Richard Miller: One, one final thing, Aiden, I forgot to mention. Yeah. All of the new patients on the trial now, in our ongoing trial, the seven patients, I think you can look at our swimmer plot in the press release, the seven arrows down at the bottom of that swimmer plot, those are all patients who were selected with our new criterion. That is, they have more than 900 lymphocytes per cubic millimeter.
Unidentified Analyst: Understood. And what does it say about potential combination of the ITK inhibitor with chemotherapy as possible at all, or, and what does it say about moving to the earlier lines of therapy? Would you probably expect patients having ALC in their early lines of treatments, right?
Richard Miller: Absolutely, true. It portends that more patients will be eligible if you select them earlier. No question about that. The less lines of chemotherapy have had, the less be up you are, the higher your lymphocyte count’s going to be. So that’s for sure. I would say. Secondly, in terms of chemotherapy, even patients who get chemotherapy tolerate better if they have absolute lymphocyte counts that are higher. So I think that I think that as you know, T-cell lymphoma by its very nature is a very immunosuppressive disease. These patients have a lot of immune problems, and on top of that, if they’re lymphopenic, if their normal lymphocytes are low, they’re really incapacitated from an immune standpoint. So this really does fit nicely with our presumed mechanism of action, which as I tried to indicate in my talk, we now believe can be extended beyond T-cell lymphoma to other cancers.

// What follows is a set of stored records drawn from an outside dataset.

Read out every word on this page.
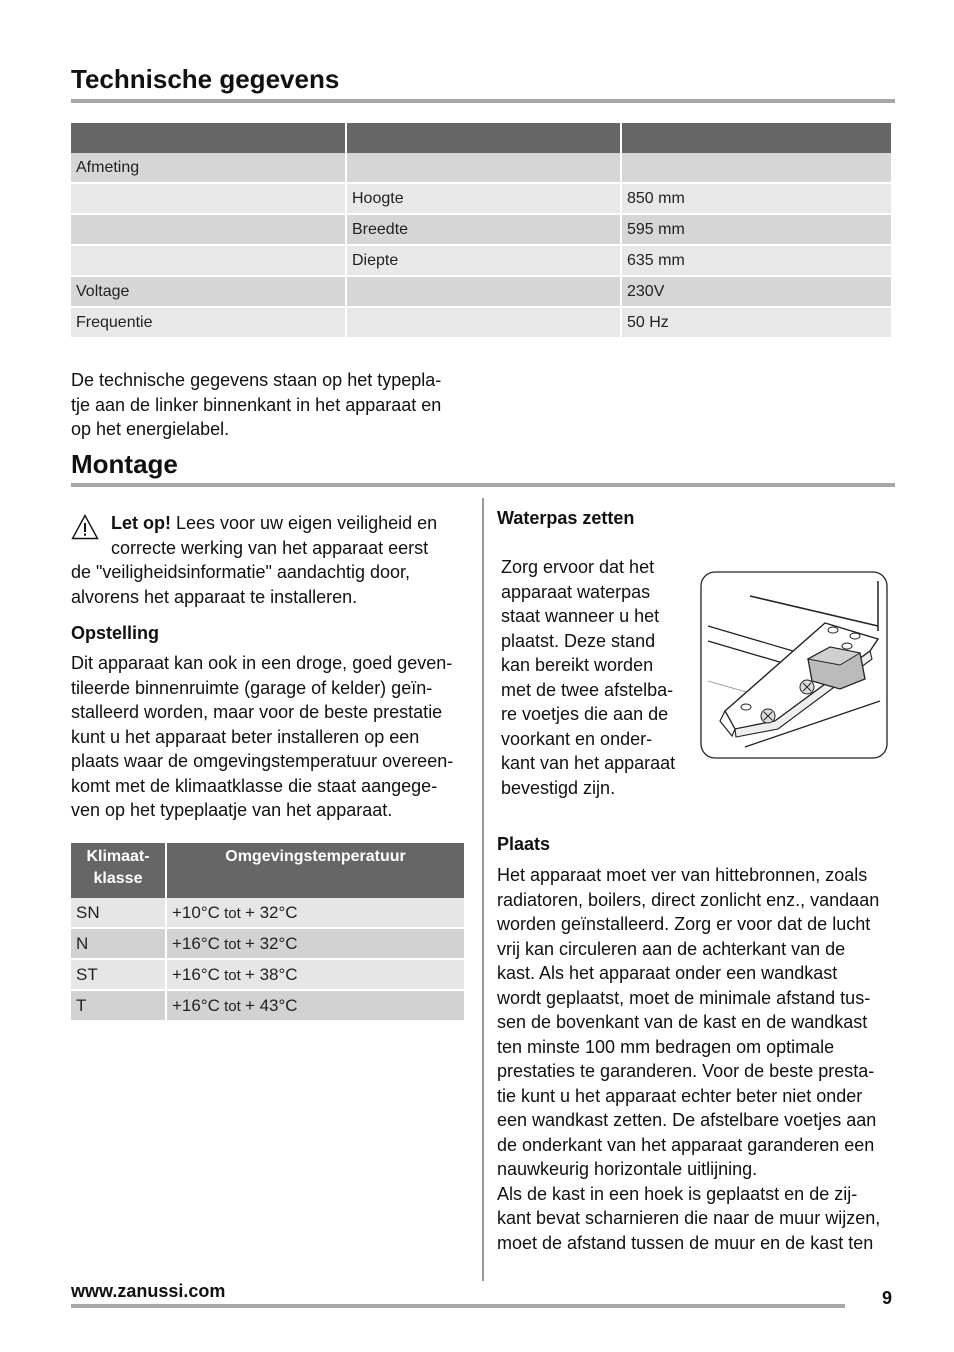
Technische gegevens

Afmeting		
	Hoogte	850 mm
	Breedte	595 mm
	Diepte	635 mm
Voltage		230V
Frequentie		50 Hz

De technische gegevens staan op het typepla-
tje aan de linker binnenkant in het apparaat en
op het energielabel.

Montage

Let op! Lees voor uw eigen veiligheid en
correcte werking van het apparaat eerst

de "veiligheidsinformatie" aandachtig door,
alvorens het apparaat te installeren.

Opstelling

Dit apparaat kan ook in een droge, goed geven-
tileerde binnenruimte (garage of kelder) geïn-
stalleerd worden, maar voor de beste prestatie
kunt u het apparaat beter installeren op een
plaats waar de omgevingstemperatuur overeen-
komt met de klimaatklasse die staat aangege-
ven op het typeplaatje van het apparaat.

Klimaat-
klasse	Omgevingstemperatuur
SN	+10°C tot + 32°C
N	+16°C tot + 32°C
ST	+16°C tot + 38°C
T	+16°C tot + 43°C
Waterpas zetten

Zorg ervoor dat het
apparaat waterpas
staat wanneer u het
plaatst. Deze stand
kan bereikt worden
met de twee afstelba-
re voetjes die aan de
voorkant en onder-
kant van het apparaat
bevestigd zijn.

Plaats

Het apparaat moet ver van hittebronnen, zoals
radiatoren, boilers, direct zonlicht enz., vandaan
worden geïnstalleerd. Zorg er voor dat de lucht
vrij kan circuleren aan de achterkant van de
kast. Als het apparaat onder een wandkast
wordt geplaatst, moet de minimale afstand tus-
sen de bovenkant van de kast en de wandkast
ten minste 100 mm bedragen om optimale
prestaties te garanderen. Voor de beste presta-
tie kunt u het apparaat echter beter niet onder
een wandkast zetten. De afstelbare voetjes aan
de onderkant van het apparaat garanderen een
nauwkeurig horizontale uitlijning.
Als de kast in een hoek is geplaatst en de zij-
kant bevat scharnieren die naar de muur wijzen,
moet de afstand tussen de muur en de kast ten

www.zanussi.com	9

Unidentified Analyst: Yeah. This is indeed interesting if it’s yeah applicable tumors as well.
Richard Miller: Yeah. At the Lugano Meeting, our colleagues, well both here in our collaborators at Peking University done biopsies and done single cell RNA sequencing and show that there’s not only an increase in effector cells in the tumors, but their cytolytic capacity, their ability to kill has increased.